Something which has been conveniently ignored since August 4, 2014 when it occurred is penalizing those responsible for the massive tailings dam breach and spill into the environment of central BC just east of Williams Lake at the Mt Polley Mine. On that date, 21 million cubic meters of toxic tailings solids and mill wastewater from this copper-gold mine burst through the dam embankment and inundated Hazeltine Creek right down to its confluence with Quesnel Lake. This amount of material is the size of 10,000 Olympic sized pools and according to the Oct. 18, 2016 Mining Watch report it “destroyed or permanently affected 2,612,470m2 of aquatic and riparian habitats-equivalent to washing away 2/3 of the area of Stanley Park”. The purpose of this Mining Watch report is to lay out the known facts of the deleterious effects and reasons for the spill in order to justify a private prosecution citizens lawsuit to hold those responsible for it, including continuing negligence on the part of both the Mt Polley Mining Company (MPMC) and the BC Ministry of Energy and Mines (MEM) in lieu of government action to prosecute the guilty parties, for their contravention of the Fisheries Act, now over four years after the event.
Like everything in this world, this set of circumstances did not happen overnight and there was ample time to have corrected these situations. While there was warning from both MPMC employees, and from the MEM about these hazardous conditions, no action was taken either by the company or the government to stop them so the consequence was probably inevitable.
As for the harm to the fish in the area there are 20 different fish species including: Sockeye, Coho, Chinook, Kokanee, Rainbow trout, Lake Trout, Pygmy Whitefish, Mountain Whitefish, Lake Whitefish and Burbot. Section 35 (1) of the Fisheries Act states that “No person shall carry on any work, undertaking or activity that results in serious harm to fish that are part of a commercial, recreational or Aboriginal fishery, or to fish that support such a fishery” and “For the purposes of this Act, serious harm to fish is the death of fish or any permanent alteration to or destruction of fish habitat”.
For the harm to the local fish and fish habitat, it suffices to say that Hazeltine Creek which connects Polley Lake with Quesnel Lake was drastically affected by the tailings breach. The ensuing debris flow down this 9 km creek “carved a new valley, wider and deeper” than ever before observed. Hazeltine Ck was known as a Rainbow Trout spawning and rearing environment and fish species in the lower creek included Sockeye, Coho and Chinook salmon. Golder Associates EIA Report concluded that Hazeltine Ck “was no longer a viable habitat following the dam failure”.

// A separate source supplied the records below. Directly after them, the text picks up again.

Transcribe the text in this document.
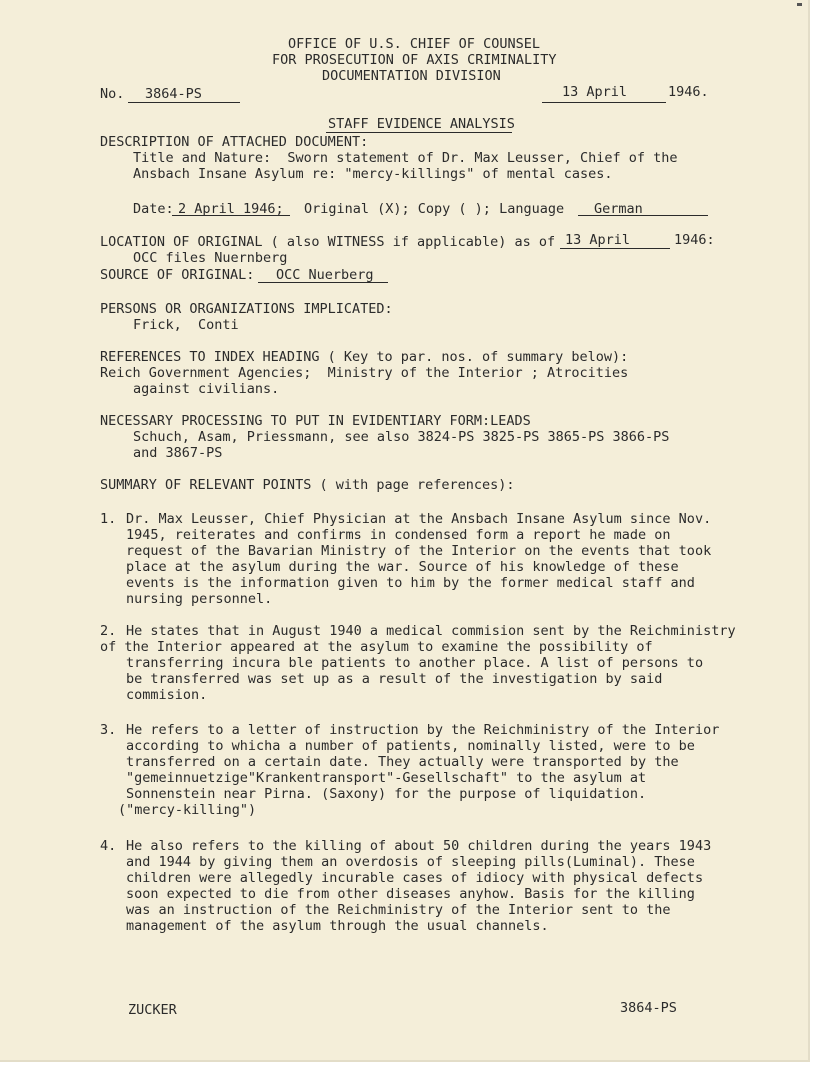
OFFICE OF U.S. CHIEF OF COUNSEL
FOR PROSECUTION OF AXIS CRIMINALITY
DOCUMENTATION DIVISION
No. 3864-PS	13 April	1946.
STAFF EVIDENCE ANALYSIS
DESCRIPTION OF ATTACHED DOCUMENT:
Title and Nature:  Sworn statement of Dr. Max Leusser, Chief of the
Ansbach Insane Asylum re: "mercy-killings" of mental cases.
Date: 2 April 1946; Original (X); Copy ( ); Language German
LOCATION OF ORIGINAL ( also WITNESS if applicable) as of 13 April	1946:
OCC files Nuernberg
SOURCE OF ORIGINAL: OCC Nuerberg
PERSONS OR ORGANIZATIONS IMPLICATED:
Frick,  Conti
REFERENCES TO INDEX HEADING ( Key to par. nos. of summary below):
Reich Government Agencies;  Ministry of the Interior ; Atrocities
against civilians.
NECESSARY PROCESSING TO PUT IN EVIDENTIARY FORM:LEADS
Schuch, Asam, Priessmann, see also 3824-PS 3825-PS 3865-PS 3866-PS
and 3867-PS
SUMMARY OF RELEVANT POINTS ( with page references):
1. Dr. Max Leusser, Chief Physician at the Ansbach Insane Asylum since Nov.
1945, reiterates and confirms in condensed form a report he made on
request of the Bavarian Ministry of the Interior on the events that took
place at the asylum during the war. Source of his knowledge of these
events is the information given to him by the former medical staff and
nursing personnel.
2. He states that in August 1940 a medical commision sent by the Reichministry
of the Interior appeared at the asylum to examine the possibility of
transferring incura ble patients to another place. A list of persons to
be transferred was set up as a result of the investigation by said
commision.
3. He refers to a letter of instruction by the Reichministry of the Interior
according to whicha a number of patients, nominally listed, were to be
transferred on a certain date. They actually were transported by the
"gemeinnuetzige"Krankentransport"-Gesellschaft" to the asylum at
Sonnenstein near Pirna. (Saxony) for the purpose of liquidation.
("mercy-killing")
4. He also refers to the killing of about 50 children during the years 1943
and 1944 by giving them an overdosis of sleeping pills(Luminal). These
children were allegedly incurable cases of idiocy with physical defects
soon expected to die from other diseases anyhow. Basis for the killing
was an instruction of the Reichministry of the Interior sent to the
management of the asylum through the usual channels.
ZUCKER	3864-PS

Also, juvenile habitat especially 15% of the High rated juvenile habitat on the West Arm of Quesnel Lake was “permanently altered” as a consequence of the estimated 18.6 million m3 of tailings material that entered the Lake. According to the Mining Watch 2016 report, “in Hazeltine Ck, arsenic, copper, iron and nickel were elevated above pre-event concentrations. In the Quesnel Lake littoral zone, “copper was 24 times the pre-event reference concentration”.
Ignoring this damage to the environment and to the fish in particular sends the wrong message to the BC and federal governments that it is okay to harm the environment and that it is also okay to put profits first before environmental protection of precious BC wilderness and the associated fisheries.
Not Only Mt. Polley
The Westray coal mine disaster in the Pictou coalfields of Nova Scotia in 1992 was where human life of 26 miners was lost in a similar situation of negligence on the part of both the mining company and the Nova Scotia government. According to a report by Melissa Hughes of Western University entitled “The Westray Mine Incident: Corporate Violence and Governmental Crime as the Roots of Disaster”, it was “the negligent actions of inspectors from the Nova Scotia Department of Labour and managers from Curragh Resources Inc. led to the conditions in the mine that allowed the explosion to occur” (of methane gas). Also, due to a delay in federal funding for the mine, it significantly reduced the time to prepare production in the mine before the deadline for the first coal shipment so that means there was a speed-up in which corners are cut and safety violations are ignored.
While the Department of Labour issued orders based on its inspections to make the mine safer, “it did nothing within its power to ensure compliance with these orders.” Inspectors never shut the mine down in spite of unsafe working conditions or do follow-up visits to ensure compliance with the orders. So careful investigation of the Westray disaster shows that similar to the Mt Polley tailings dam burst, profits of these capitalist companies came first and foremost before safety. This was also the case in Chile where the miners who were trapped underground for 69 days were ordered to go there despite warnings by lead miners of imminent failure in the mine, supposedly to not hold up production (putting profits before people) and it was extremely fortuitous that they were rescued alive.
We Must Organize and Mobilize
What this all says is that we cannot rely on the government of Canada to protect working and poor peoples’ best interests. All governments of Canada are governments of the capitalist class and consequently serve their interests. We, working and poor people, need to have our own government to protect and extend our interests and secure and protect mother nature and our resources. Let’s organize, educate, mobilize and protest the degradation of environment by mining companies and their backers, the government of Canada.